Fido
Tytuł: Fido
Produkcja: Kanada, 2006
Gatunek: Zombie movie
Dyrekcja: Andrew Currie
Za udział wzięli: Trinity, The Lizard, Billy Connolly i chłopiec o imieniu K’Sun
O co chodzi: Mały chłopiec i zombies
Taniec z gwiazdami |
Jakie to jest: Niezłe, ale mało sycące. Fido jest czarną komedią wykorzystującą zombie-boom, który od jakiegoś czasu opanował filmowców na każdej szerokości geograficznej.
Rozpoczyna ją krótki, czarno-biały film propagandowy opowiadający o promieniowaniu z kosmosu, wojnach z zombies i korporacji ZomCon, która w czasie wojen wynalazła obrożę neutralizującą u zombich głód mięsa i zamieniającą ich w bezmyślne, oswojone zwierzaki. Przynajmniej do momentu, gdy obroża się nie zepsuje – wtedy pozostaje przycisk alarmowy wzywający służby specjalne. Krótkie wprowadzenie w świat filmu jest rewelacyjne i bardzo klimatyczne. Dodatkowo rządzi pierwsza scena, w której pracownik ZomConu, na specjalnej lekcji, pyta 11 latków – ilu z Was zabiło do tej pory zombie?
Wojny z zombie nie są niestety osią fabuły Fido. Co więcej, konflikt się skończył. Ludzkość mieszka w zamkniętych miastach (chronionych oczywiście przez ZomCon) a reszta świata to tzw. dzika strefa, do której zsyła się przestępców czy innych wywrotowców. Bohaterem Fido jest 11-letni chłopczyk, który wraz z rodzinką żyje w tym mało przyjemnym świecie. Ma kłopoty w szkole, jego ojca wciąż męczy trauma od czasu kiedy dziadek go prawie pożarł a udomowiony zombiak Fido właśnie odgryzł rękę sąsiadce.
Koncepcja filmu jest moim zdaniem świetna. Zestawienie stereotypowego, amerykańskiego przedmieścia lat ’50 z grozą zombiegeddonu śmieszy już samym pomysłem. Dzieci na WF odstrzeliwują łby tekturowym makietom. Ziemia jest wciąż w zasięgu kosmicznego promieniowania więc generalnie nie ufa się staruszkom, gdyż byle zawał serca zamienia babcię w głodnego, chodzącego trupa. Zmarłym odcina się głowę, która chowana jest w osobnej trumnie. Co nawala w Fido to brak pomysłu „co do cholery właściwie kręcimy”. Mamy coś na podobieństwo familijnej komedii dla dorosłych: kłopoty jedenastolatka z klasowymi chuliganami czy nieczułym ojcem idą w parze z klepaniem staruszki łopatą czy strzelaniem kolegom w głowę. Brzmi nieźle, prawda? Ale po ostatnich napisach końcowych czegoś brakuje. A dokładniej nic nie pozostaje.

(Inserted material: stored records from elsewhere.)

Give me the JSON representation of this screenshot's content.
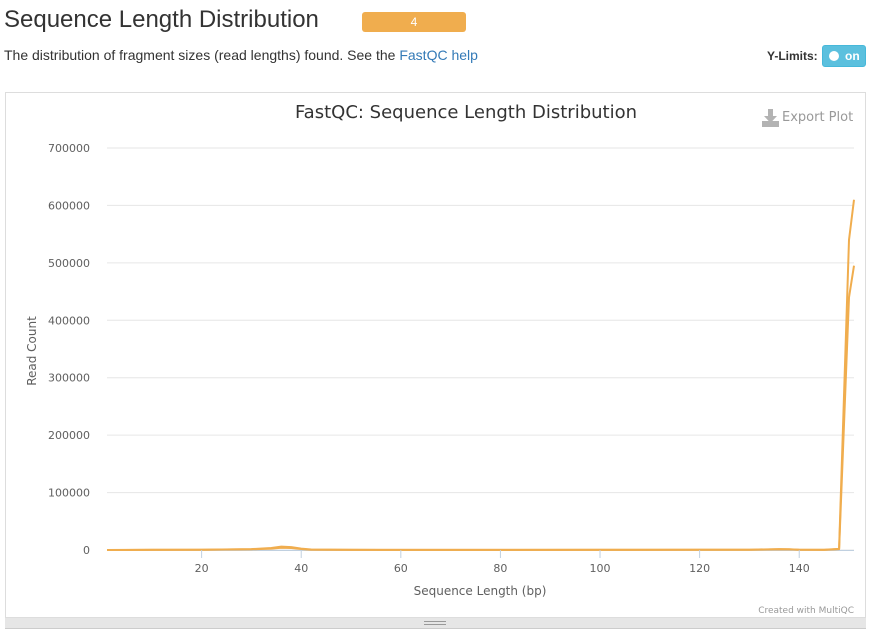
{
  "header": {
    "title": "Sequence Length Distribution",
    "badge": "4",
    "badge_color": "#f0ad4e"
  },
  "description": {
    "text": "The distribution of fragment sizes (read lengths) found. See the ",
    "link_text": "FastQC help"
  },
  "controls": {
    "ylimits_label": "Y-Limits:",
    "ylimits_toggle": "on"
  },
  "plot": {
    "export_label": "Export Plot",
    "credits": "Created with MultiQC"
  },
  "chart_data": {
    "type": "line",
    "title": "FastQC: Sequence Length Distribution",
    "xlabel": "Sequence Length (bp)",
    "ylabel": "Read Count",
    "xlim": [
      1,
      151
    ],
    "ylim": [
      0,
      700000
    ],
    "x_ticks": [
      20,
      40,
      60,
      80,
      100,
      120,
      140
    ],
    "y_ticks": [
      0,
      100000,
      200000,
      300000,
      400000,
      500000,
      600000,
      700000
    ],
    "grid": true,
    "legend": "none",
    "series": [
      {
        "color": "#f0ad4e",
        "x": [
          1,
          10,
          20,
          30,
          34,
          36,
          38,
          40,
          42,
          50,
          60,
          80,
          100,
          120,
          130,
          136,
          138,
          140,
          145,
          148,
          150,
          151
        ],
        "y": [
          0,
          300,
          600,
          1500,
          3500,
          6000,
          5000,
          2500,
          800,
          300,
          200,
          200,
          300,
          600,
          500,
          1500,
          1200,
          500,
          300,
          2000,
          540000,
          610000
        ]
      },
      {
        "color": "#f0ad4e",
        "x": [
          1,
          10,
          20,
          30,
          34,
          36,
          38,
          40,
          42,
          50,
          60,
          80,
          100,
          120,
          130,
          136,
          138,
          140,
          145,
          148,
          150,
          151
        ],
        "y": [
          0,
          200,
          500,
          1200,
          2500,
          4000,
          3500,
          1800,
          600,
          250,
          200,
          200,
          250,
          500,
          400,
          1200,
          1000,
          400,
          250,
          1500,
          440000,
          495000
        ]
      }
    ]
  }
}
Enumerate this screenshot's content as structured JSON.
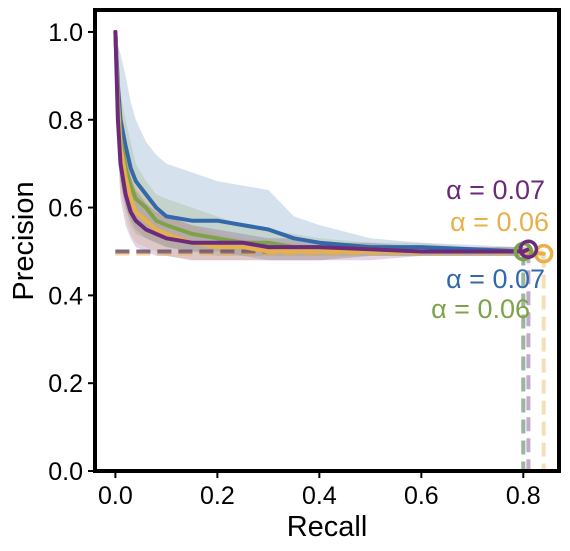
{
  "chart_data": {
    "type": "line",
    "title": "",
    "xlabel": "Recall",
    "ylabel": "Precision",
    "xlim": [
      -0.04,
      0.87
    ],
    "ylim": [
      0.0,
      1.05
    ],
    "xticks": [
      "0.0",
      "0.2",
      "0.4",
      "0.6",
      "0.8"
    ],
    "yticks": [
      "0.0",
      "0.2",
      "0.4",
      "0.6",
      "0.8",
      "1.0"
    ],
    "grid": false,
    "legend": "none",
    "series": [
      {
        "color": "#3369ab",
        "annotation": "α = 0.07",
        "endpoint": [
          0.8,
          0.5
        ],
        "baseline": 0.5,
        "x": [
          0.0,
          0.005,
          0.01,
          0.02,
          0.03,
          0.04,
          0.06,
          0.08,
          0.1,
          0.15,
          0.2,
          0.25,
          0.3,
          0.35,
          0.4,
          0.5,
          0.6,
          0.7,
          0.8
        ],
        "y": [
          1.0,
          0.88,
          0.8,
          0.74,
          0.69,
          0.66,
          0.63,
          0.6,
          0.58,
          0.57,
          0.57,
          0.56,
          0.55,
          0.53,
          0.52,
          0.51,
          0.51,
          0.505,
          0.5
        ],
        "band_upper": [
          1.0,
          0.97,
          0.95,
          0.9,
          0.84,
          0.8,
          0.75,
          0.72,
          0.7,
          0.68,
          0.66,
          0.65,
          0.64,
          0.58,
          0.56,
          0.53,
          0.52,
          0.515,
          0.51
        ],
        "band_lower": [
          1.0,
          0.76,
          0.66,
          0.6,
          0.57,
          0.55,
          0.53,
          0.52,
          0.51,
          0.5,
          0.5,
          0.49,
          0.48,
          0.48,
          0.48,
          0.49,
          0.49,
          0.49,
          0.49
        ]
      },
      {
        "color": "#7ea24a",
        "annotation": "α = 0.06",
        "endpoint": [
          0.8,
          0.5
        ],
        "baseline": 0.5,
        "x": [
          0.0,
          0.005,
          0.01,
          0.02,
          0.03,
          0.04,
          0.06,
          0.08,
          0.1,
          0.15,
          0.2,
          0.25,
          0.3,
          0.35,
          0.4,
          0.5,
          0.6,
          0.7,
          0.8
        ],
        "y": [
          1.0,
          0.85,
          0.76,
          0.69,
          0.65,
          0.62,
          0.6,
          0.57,
          0.56,
          0.54,
          0.53,
          0.52,
          0.52,
          0.51,
          0.51,
          0.505,
          0.5,
          0.5,
          0.5
        ],
        "band_upper": [
          1.0,
          0.93,
          0.86,
          0.8,
          0.75,
          0.7,
          0.66,
          0.63,
          0.62,
          0.6,
          0.58,
          0.56,
          0.55,
          0.54,
          0.53,
          0.52,
          0.52,
          0.51,
          0.51
        ],
        "band_lower": [
          1.0,
          0.76,
          0.66,
          0.6,
          0.56,
          0.54,
          0.53,
          0.52,
          0.51,
          0.5,
          0.49,
          0.49,
          0.49,
          0.49,
          0.49,
          0.49,
          0.49,
          0.49,
          0.49
        ]
      },
      {
        "color": "#e8b04a",
        "annotation": "α = 0.06",
        "endpoint": [
          0.84,
          0.495
        ],
        "baseline": 0.495,
        "x": [
          0.0,
          0.005,
          0.01,
          0.02,
          0.03,
          0.04,
          0.06,
          0.08,
          0.1,
          0.15,
          0.2,
          0.25,
          0.3,
          0.35,
          0.4,
          0.5,
          0.6,
          0.7,
          0.8,
          0.84
        ],
        "y": [
          1.0,
          0.84,
          0.74,
          0.67,
          0.62,
          0.59,
          0.57,
          0.55,
          0.54,
          0.52,
          0.51,
          0.51,
          0.5,
          0.5,
          0.5,
          0.5,
          0.5,
          0.5,
          0.5,
          0.495
        ],
        "band_upper": [
          1.0,
          0.92,
          0.84,
          0.76,
          0.71,
          0.67,
          0.63,
          0.6,
          0.58,
          0.56,
          0.54,
          0.53,
          0.52,
          0.52,
          0.51,
          0.51,
          0.51,
          0.51,
          0.51,
          0.505
        ],
        "band_lower": [
          1.0,
          0.76,
          0.64,
          0.58,
          0.54,
          0.52,
          0.51,
          0.5,
          0.49,
          0.48,
          0.48,
          0.48,
          0.48,
          0.48,
          0.48,
          0.49,
          0.49,
          0.49,
          0.49,
          0.485
        ]
      },
      {
        "color": "#6b2a7a",
        "annotation": "α = 0.07",
        "endpoint": [
          0.81,
          0.505
        ],
        "baseline": 0.5,
        "x": [
          0.0,
          0.005,
          0.01,
          0.02,
          0.03,
          0.04,
          0.06,
          0.08,
          0.1,
          0.15,
          0.2,
          0.25,
          0.3,
          0.35,
          0.4,
          0.5,
          0.6,
          0.7,
          0.8,
          0.81
        ],
        "y": [
          1.0,
          0.8,
          0.7,
          0.63,
          0.59,
          0.57,
          0.55,
          0.54,
          0.53,
          0.52,
          0.52,
          0.52,
          0.51,
          0.51,
          0.51,
          0.505,
          0.5,
          0.5,
          0.5,
          0.505
        ],
        "band_upper": [
          1.0,
          0.9,
          0.8,
          0.72,
          0.67,
          0.64,
          0.61,
          0.59,
          0.58,
          0.56,
          0.55,
          0.54,
          0.53,
          0.53,
          0.52,
          0.52,
          0.51,
          0.51,
          0.51,
          0.515
        ],
        "band_lower": [
          1.0,
          0.72,
          0.62,
          0.56,
          0.53,
          0.51,
          0.5,
          0.49,
          0.49,
          0.48,
          0.48,
          0.48,
          0.48,
          0.48,
          0.48,
          0.48,
          0.49,
          0.49,
          0.49,
          0.495
        ]
      }
    ]
  }
}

Wymieszanie gatunków, które tak doskonale wyszło w Shaun of the Dead, tutaj sprawia wrażenie dość płytkiego i zostało zrealizowane świetnie tylko na etapie pomysłu. Nie wychodzi to na złe samemu filmowi – ogląda się go nieźle. Jest zabawny i gdyby Fido dopracować zostałby szybko, tak lubianą na Zakazanej Planecie, kultową klasyką.
P.S. Obleśny jest pomysł romansowania z zombie ale to pozostawiam do oceny czytelnikom ZP (patrząc po jakich zapytaniach ludzie trafiają z Google na ZP, wielu naszym czytelnikom koncepcja ta na pewno wyda się atrakcyjna – Cmdr JJA).
Ocena 1-5:
Straszność: 1
Gore: 3
Logika: 3
Zakończenie: 3
Fajność: 3
Cytat: Bill, just because your father tried to eat you does that mean we all have to be unhappy?
Ciekawostka przyrodnicza: W latach ’50 broń można posiadać już po skończonych 12 latach.
Written by: garret
Wciągnę. Za innośc podejścia do tematu. Dzięki za reckę!
Film obejrzałem dopiero teraz i podobał mi się.